Environment Minister Sussan Ley said Australia would mount a challenge after the "back-flip on previous assurances from UN officials", ahead of the World Heritage Committee's 44th session hosted by China next month.

Ley said the decision did not consider the billions of dollars spent attempting to protect the world's largest coral reef.

"This sends a poor signal to those nations who are not making the investments in reef protection that we are making," she said in a statement.

Australia has resisted calls to commit to a target of net-zero emissions by 2050, with Prime Minister Scott Morrison saying the country hoped to reach carbon neutral "as soon as possible" without harming its commodity-dependent economy.

The plan to add the reef to the World Heritage "in danger" list prompted environmental groups to highlight Canberra's reluctance to take stronger climate action.

The Climate Council said it "brings shame on the federal government, which is standing by as the reef declines rather than fighting to protect it."

Aside from its inestimable natural, scientific and environmental value, the 2,300-kilometer-long (1,400-mile-long) reef was worth an estimated US$4.8 billion a year in tourism revenue for the Australian economy before the coronavirus pandemic. 

"The recommendation from UNESCO is clear and unequivocal that the Australian government is not doing enough to protect our greatest natural asset, especially on climate change," said WWF head of oceans Richard Leck.

In December, the International Union for Conservation of Nature (IUCN) said climate change had become the biggest threat to UN-listed natural world heritage sites and pushed the reef into "critical" condition.

Australia's own government had already downgraded the reef's long-term outlook to "very poor" after back-to-back mass bleaching events in 2016 and 2017.

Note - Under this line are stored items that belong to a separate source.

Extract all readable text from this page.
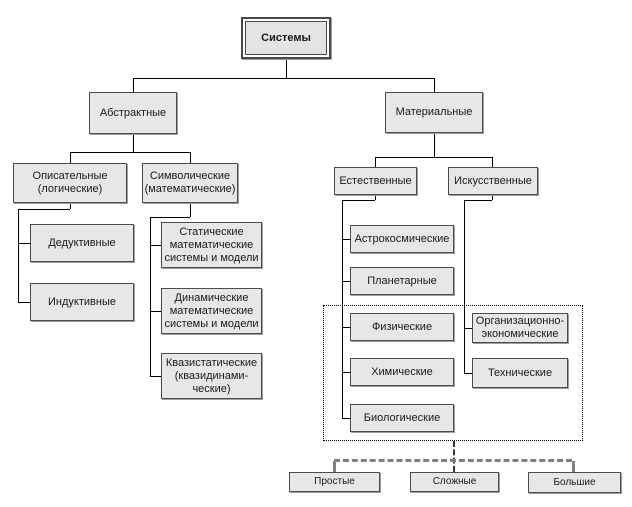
Системы
Абстрактные	Материальные
Описательные (логические)
Символические (математические)
Дедуктивные
Индуктивные
Статические математические системы и модели
Динамические математические системы и модели
Квазистатические (квазидинами-ческие)
Естественные	Искусственные
Астрокосмические
Планетарные
Физические
Химические
Биологические
Организационно-экономические
Технические
Простые	Сложные	Большие
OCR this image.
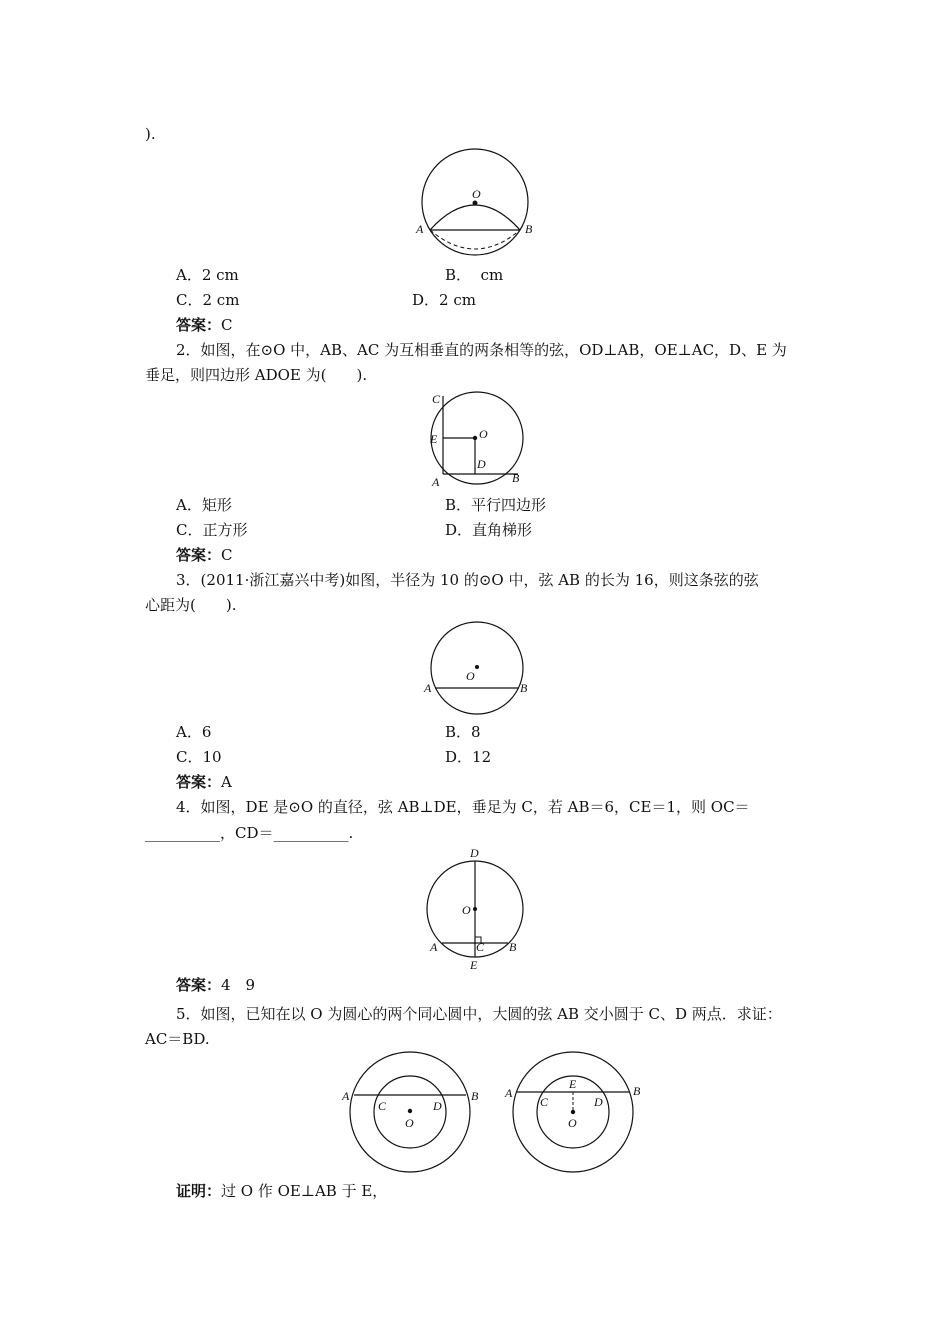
).
O
A	B
A．2 cm	B．  cm
C．2 cm	D．2 cm
答案：C
2．如图，在⊙O 中，AB、AC 为互相垂直的两条相等的弦，OD⊥AB，OE⊥AC，D、E 为
垂足，则四边形 ADOE 为(　　).
C
E	O
D
A	B
A．矩形	B．平行四边形
C．正方形	D．直角梯形
答案：C
3．(2011·浙江嘉兴中考)如图，半径为 10 的⊙O 中，弦 AB 的长为 16，则这条弦的弦
心距为(　　).
O
A	B
A．6	B．8
C．10	D．12
答案：A
4．如图，DE 是⊙O 的直径，弦 AB⊥DE，垂足为 C，若 AB＝6，CE＝1，则 OC＝
__________，CD＝__________.
D
O
A	C B
E
答案：4　9
5．如图，已知在以 O 为圆心的两个同心圆中，大圆的弦 AB 交小圆于 C、D 两点．求证：
AC＝BD.
A	B
C	D
O
A	B
C	D
E
O
证明：过 O 作 OE⊥AB 于 E，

Bleaching occurs when changes in ocean temperatures stress healthy corals, causing them to expel algae living in their tissues—draining them of their vibrant colours.

"I agree that global climate change is the single biggest threat to the world's reefs but it is wrong, in our view, to single out the best managed reef in the world for an 'in danger' listing," Ley said.

The Great Barrier Reef has now suffered three mass coral bleaching events in the past five years, losing half its corals since 1995 as ocean temperatures have climbed.

The reef has also been battered by several cyclones as climate change drives more extreme weather and outbreaks of crown-of-thorns starfish—which eat the coral—in recent decades.